Alexander Crockett, an air district attorney who is handling the appeal, noted in an interview that the district explained in court documents that it decided to exclude the freeway pollution because the law only requires it to account for sources closer to the power plant. He said tests showed pollution from the Nimitz dissipates to legally insignificant levels by the time it reaches the neighborhood adjacent to the proposed plant.

Crockett also said the district's testing showed that 7.5 pounds of particulate matter per hour was doable for the Calpine facility, which will use state-of-the art equipment. District modeling, he said, revealed that the plant can meet the 7.5-pound standard 95 percent of the time. In addition, he said the district will order independent monitoring of the facility to make sure it lives up to the cap. Crockett, however, acknowledged that the monitoring will only occur during a total of three hours each year during announced visits to the plant — a standard the college contends is inadequate.

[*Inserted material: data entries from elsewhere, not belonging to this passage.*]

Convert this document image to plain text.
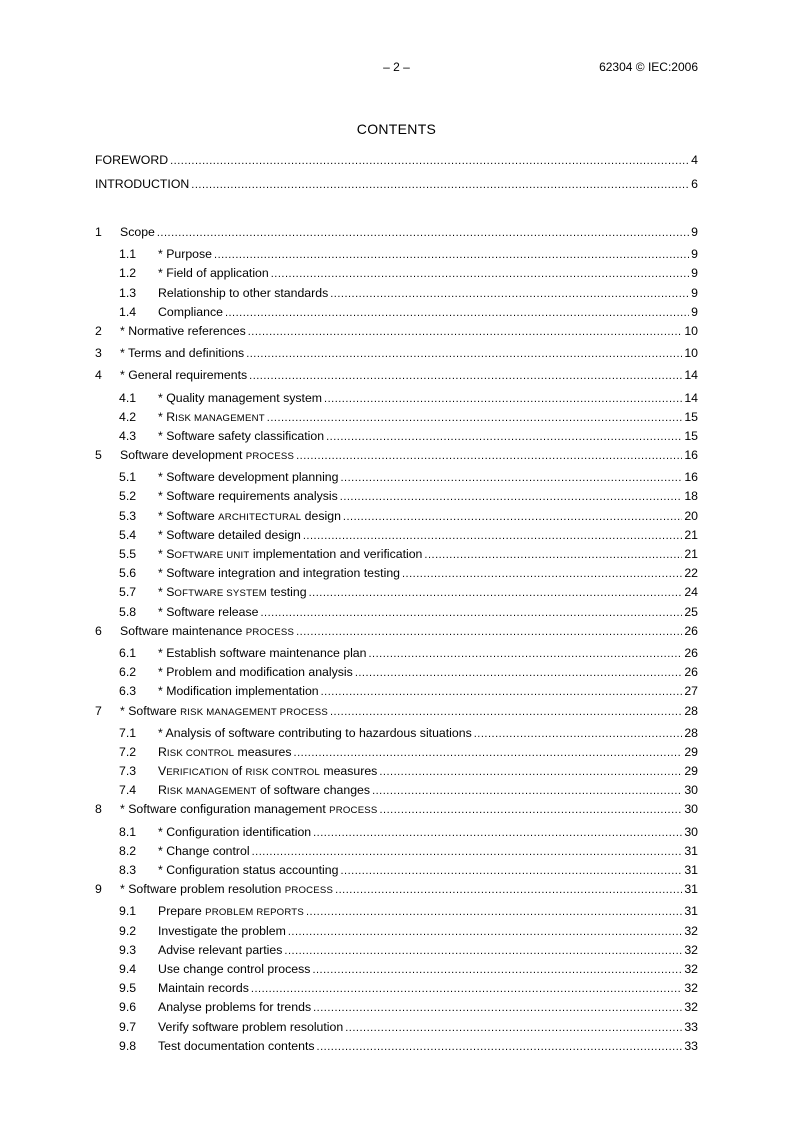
– 2 –	62304 © IEC:2006
CONTENTS
FOREWORD .....	4
INTRODUCTION .....	6
1	Scope .....	9
1.1	* Purpose .....	9
1.2	* Field of application .....	9
1.3	Relationship to other standards .....	9
1.4	Compliance .....	9
2	* Normative references .....	10
3	* Terms and definitions .....	10
4	* General requirements .....	14
4.1	* Quality management system .....	14
4.2	* RISK MANAGEMENT .....	15
4.3	* Software safety classification .....	15
5	Software development PROCESS .....	16
5.1	* Software development planning .....	16
5.2	* Software requirements analysis .....	18
5.3	* Software ARCHITECTURAL design .....	20
5.4	* Software detailed design .....	21
5.5	* SOFTWARE UNIT implementation and verification .....	21
5.6	* Software integration and integration testing .....	22
5.7	* SOFTWARE SYSTEM testing .....	24
5.8	* Software release .....	25
6	Software maintenance PROCESS .....	26
6.1	* Establish software maintenance plan .....	26
6.2	* Problem and modification analysis .....	26
6.3	* Modification implementation .....	27
7	* Software RISK MANAGEMENT PROCESS .....	28
7.1	* Analysis of software contributing to hazardous situations .....	28
7.2	RISK CONTROL measures .....	29
7.3	VERIFICATION of RISK CONTROL measures .....	29
7.4	RISK MANAGEMENT of software changes .....	30
8	* Software configuration management PROCESS .....	30
8.1	* Configuration identification .....	30
8.2	* Change control .....	31
8.3	* Configuration status accounting .....	31
9	* Software problem resolution PROCESS .....	31
9.1	Prepare PROBLEM REPORTS .....	31
9.2	Investigate the problem .....	32
9.3	Advise relevant parties .....	32
9.4	Use change control process .....	32
9.5	Maintain records .....	32
9.6	Analyse problems for trends .....	32
9.7	Verify software problem resolution .....	33
9.8	Test documentation contents .....	33
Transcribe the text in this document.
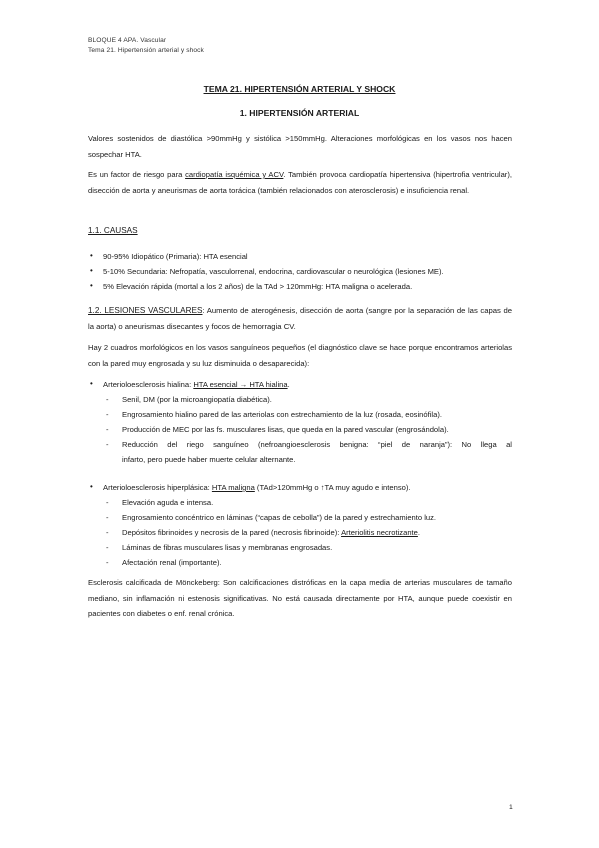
BLOQUE 4 APA. Vascular
Tema 21. Hipertensión arterial y shock
TEMA 21. HIPERTENSIÓN ARTERIAL Y SHOCK
1. HIPERTENSIÓN ARTERIAL
Valores sostenidos de diastólica >90mmHg y sistólica >150mmHg. Alteraciones morfológicas en los vasos nos hacen sospechar HTA.
Es un factor de riesgo para cardiopatía isquémica y ACV. También provoca cardiopatía hipertensiva (hipertrofia ventricular), disección de aorta y aneurismas de aorta torácica (también relacionados con aterosclerosis) e insuficiencia renal.
1.1. CAUSAS
• 90-95% Idiopático (Primaria): HTA esencial
• 5-10% Secundaria: Nefropatía, vasculorrenal, endocrina, cardiovascular o neurológica (lesiones ME).
• 5% Elevación rápida (mortal a los 2 años) de la TAd > 120mmHg: HTA maligna o acelerada.
1.2. LESIONES VASCULARES: Aumento de aterogénesis, disección de aorta (sangre por la separación de las capas de la aorta) o aneurismas disecantes y focos de hemorragia CV.
Hay 2 cuadros morfológicos en los vasos sanguíneos pequeños (el diagnóstico clave se hace porque encontramos arteriolas con la pared muy engrosada y su luz disminuida o desaparecida):
• Arterioloesclerosis hialina: HTA esencial → HTA hialina.
- Senil, DM (por la microangiopatía diabética).
- Engrosamiento hialino pared de las arteriolas con estrechamiento de la luz (rosada, eosinófila).
- Producción de MEC por las fs. musculares lisas, que queda en la pared vascular (engrosándola).
- Reducción del riego sanguíneo (nefroangioesclerosis benigna: “piel de naranja”): No llega al
infarto, pero puede haber muerte celular alternante.
• Arterioloesclerosis hiperplásica: HTA maligna (TAd>120mmHg o ↑TA muy agudo e intenso).
- Elevación aguda e intensa.
- Engrosamiento concéntrico en láminas (“capas de cebolla”) de la pared y estrechamiento luz.
- Depósitos fibrinoides y necrosis de la pared (necrosis fibrinoide): Arteriolitis necrotizante.
- Láminas de fibras musculares lisas y membranas engrosadas.
- Afectación renal (importante).
Esclerosis calcificada de Mönckeberg: Son calcificaciones distróficas en la capa media de arterias musculares de tamaño mediano, sin inflamación ni estenosis significativas. No está causada directamente por HTA, aunque puede coexistir en pacientes con diabetes o enf. renal crónica.
1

As for Calpine, Senior Vice President John Ronan downplayed the significance of Siemens' refusal to guarantee that its equipment will meet the 7.5 pounds-per-hour standard. He said it's a legal-liability issue. Manufacturers are afraid they will be sued if they guarantee their equipment will live up to such strict standards but then fail to do so, he said. "We would not agree to that standard, and the air district would not issue a permit to us if it was not doable," he added.

There's no guarantee that Chabot's appeal will get anywhere with the EPA appeals board. Both Calpine and the air district argued that federal regulations don't require the district to conduct hourly testing prior to issuing Calpine's permit — thereby making the argument over the standard moot. In fact, both Calpine and the air district contend that Chabot's case should be dismissed on that issue.

What's left unsaid in the case is whether the plant is even necessary. Calpine proposed the plant during the 2001 California energy crisis when regulators were convinced that the state needed more plants. However, once the Enron scandal revealed that many of the energy shortages at the beginning of the last decade were bogus, the drive to build more fossil-fuel power plants lost steam.

In fact, PG&E, which is contracted to buy the energy produced in Hayward, doesn't need more natural-gas-fired-produced electricity. As previously reported by this newspaper, Pacific Gas and Electric Company already plans to build two more natural gas plants in Contra Costa County even though its renewable energy portfolio has diminished in recent years and the utility is nowhere close to meeting the state standard of 20 percent renewables in 2010 (see "PG&E Wants More Fossil Fuels," Eco Watch, 11/18/2009).

Moreover, the energy to be produced won't even benefit the East Bay. PG&E plans to ship it to San Francisco and San Mateo counties. But the utility will first have to spend huge sums upgrading its transmission lines that cross the bay to accommodate all the power generated by the giant new Hayward facility.